The value of community in real estate is usually obvious at the high end. Some communities command a premium over others, and always will. But with new development, there often isn’t anything to relate to except in the abstract. That’s why the notion of community it is often overlooked, except in the abstract – at the peril of the ultimate success.
Rarely do we get a chance to see the opposite end of the value of community, which is what happens when there is absolutely nothing related to at all. The development at the Upper Landing of Saint Paul shows that without any kind of community, success is bound to be elusive.
The Riverview apartments at 400 Spring Street are the best possibly example. Finished in 2005, the 434 rental units have just about every amenity you can name – a great view of the Mississippi, access to downtown, indoor parking, a gym, and an “executive business center”. What could possibly be wrong with this?
Well, plenty. They are isolated, on an island cut apart from the rest of the street grid. While many people also don’t like the design and colors of these units, what is most remarkable about them is how far they are from anything else, separated by a 50 foot tall bluff over most of their length.
How much could that matter in these days of cars and other ways of connecting? We can’t say for sure what the rental rate is, but the rumor was that this summer, one year after opening, it was only one third full. What we do know is that they were offering 3 months of free rent for anyone who signed a lease. All of that after lowering the rent several times with apparently nowhere near enough takers.
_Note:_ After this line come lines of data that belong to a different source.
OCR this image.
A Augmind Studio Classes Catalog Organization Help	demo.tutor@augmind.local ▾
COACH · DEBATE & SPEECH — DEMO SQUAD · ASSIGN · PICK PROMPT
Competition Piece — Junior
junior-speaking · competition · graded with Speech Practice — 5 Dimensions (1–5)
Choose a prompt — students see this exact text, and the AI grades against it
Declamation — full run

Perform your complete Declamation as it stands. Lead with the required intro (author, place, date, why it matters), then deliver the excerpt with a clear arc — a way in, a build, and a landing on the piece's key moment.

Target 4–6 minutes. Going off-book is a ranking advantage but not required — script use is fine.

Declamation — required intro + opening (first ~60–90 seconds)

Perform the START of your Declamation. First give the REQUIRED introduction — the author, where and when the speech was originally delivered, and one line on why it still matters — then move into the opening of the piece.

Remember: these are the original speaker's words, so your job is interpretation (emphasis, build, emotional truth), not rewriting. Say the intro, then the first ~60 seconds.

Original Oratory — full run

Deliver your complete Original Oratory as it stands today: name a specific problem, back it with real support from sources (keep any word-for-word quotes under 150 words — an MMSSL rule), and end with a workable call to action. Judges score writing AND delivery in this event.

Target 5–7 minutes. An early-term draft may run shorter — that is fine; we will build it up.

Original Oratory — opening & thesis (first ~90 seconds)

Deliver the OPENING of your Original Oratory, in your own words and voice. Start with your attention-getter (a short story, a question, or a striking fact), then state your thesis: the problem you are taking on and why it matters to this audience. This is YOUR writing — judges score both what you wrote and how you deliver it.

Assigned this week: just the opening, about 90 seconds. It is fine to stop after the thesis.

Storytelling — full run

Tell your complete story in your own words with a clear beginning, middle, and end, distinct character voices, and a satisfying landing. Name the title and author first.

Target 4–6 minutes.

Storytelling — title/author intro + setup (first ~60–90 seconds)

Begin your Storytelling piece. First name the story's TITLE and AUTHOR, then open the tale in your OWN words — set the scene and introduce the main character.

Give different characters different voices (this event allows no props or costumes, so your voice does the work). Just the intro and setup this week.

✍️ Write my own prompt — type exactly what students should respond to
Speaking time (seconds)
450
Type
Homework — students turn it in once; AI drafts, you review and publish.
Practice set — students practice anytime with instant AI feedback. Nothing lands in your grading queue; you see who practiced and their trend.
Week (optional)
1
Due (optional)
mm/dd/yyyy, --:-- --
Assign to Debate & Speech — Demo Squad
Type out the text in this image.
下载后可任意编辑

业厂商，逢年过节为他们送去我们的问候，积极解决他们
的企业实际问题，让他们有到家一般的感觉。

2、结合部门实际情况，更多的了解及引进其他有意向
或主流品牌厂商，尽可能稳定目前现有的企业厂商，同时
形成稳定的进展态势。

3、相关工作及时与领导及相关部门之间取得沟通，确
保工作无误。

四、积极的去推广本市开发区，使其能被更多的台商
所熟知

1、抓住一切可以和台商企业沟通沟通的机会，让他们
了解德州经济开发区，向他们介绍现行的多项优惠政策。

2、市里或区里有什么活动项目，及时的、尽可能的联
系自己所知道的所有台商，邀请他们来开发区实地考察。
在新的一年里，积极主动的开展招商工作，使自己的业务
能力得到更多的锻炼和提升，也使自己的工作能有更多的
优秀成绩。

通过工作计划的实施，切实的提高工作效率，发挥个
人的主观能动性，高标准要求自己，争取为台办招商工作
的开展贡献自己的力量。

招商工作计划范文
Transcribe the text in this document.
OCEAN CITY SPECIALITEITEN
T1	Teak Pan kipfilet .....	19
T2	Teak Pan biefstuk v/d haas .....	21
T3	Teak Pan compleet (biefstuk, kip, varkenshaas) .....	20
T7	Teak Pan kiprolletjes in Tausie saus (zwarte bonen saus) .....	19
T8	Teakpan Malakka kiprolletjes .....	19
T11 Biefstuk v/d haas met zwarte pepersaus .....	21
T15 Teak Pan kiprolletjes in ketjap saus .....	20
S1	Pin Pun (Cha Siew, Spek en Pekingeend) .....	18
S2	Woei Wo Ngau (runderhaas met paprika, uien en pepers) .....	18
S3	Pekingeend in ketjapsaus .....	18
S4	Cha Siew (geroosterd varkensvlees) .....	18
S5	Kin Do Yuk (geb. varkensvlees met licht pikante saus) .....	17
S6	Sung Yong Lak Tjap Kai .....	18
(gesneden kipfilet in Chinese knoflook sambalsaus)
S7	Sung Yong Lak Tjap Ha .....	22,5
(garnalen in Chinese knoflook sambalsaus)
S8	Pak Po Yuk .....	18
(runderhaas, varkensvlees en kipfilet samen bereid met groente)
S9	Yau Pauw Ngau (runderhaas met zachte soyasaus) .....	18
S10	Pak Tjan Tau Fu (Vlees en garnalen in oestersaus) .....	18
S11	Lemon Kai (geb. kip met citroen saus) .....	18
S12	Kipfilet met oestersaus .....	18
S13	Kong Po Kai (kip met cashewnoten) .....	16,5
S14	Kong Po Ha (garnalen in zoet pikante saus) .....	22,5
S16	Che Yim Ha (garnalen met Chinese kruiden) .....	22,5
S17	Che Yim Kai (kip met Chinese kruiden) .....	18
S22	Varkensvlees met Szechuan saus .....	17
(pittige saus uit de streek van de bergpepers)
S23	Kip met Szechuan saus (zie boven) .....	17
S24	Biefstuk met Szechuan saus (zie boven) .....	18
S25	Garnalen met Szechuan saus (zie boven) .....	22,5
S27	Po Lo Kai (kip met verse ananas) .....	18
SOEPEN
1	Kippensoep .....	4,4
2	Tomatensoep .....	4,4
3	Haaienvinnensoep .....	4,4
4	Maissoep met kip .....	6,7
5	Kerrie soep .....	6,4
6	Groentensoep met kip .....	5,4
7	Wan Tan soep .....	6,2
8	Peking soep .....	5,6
This was anticipated, of course. The planners who thought this was a great development were constantly told by the residents that isolation would be a problem. But no one was willing to listen. And now, we have an excellent counter-example of what happens when there is no community at all.
I happen to be following this very closely, as I am always concerned that this will become a “problem property” someday. I can’t see how they will be able to keep up the investments they made to create a community out of whole cloth, rather than plug into what was already around them. When that falls apart, we can only assume it won’t be pretty.
Already, I think this stands as a great object lesson that REALTORS already know, but planners and developers don’t always seem to appreciate when approaching the tall order of large developments. It’s the community, stupid.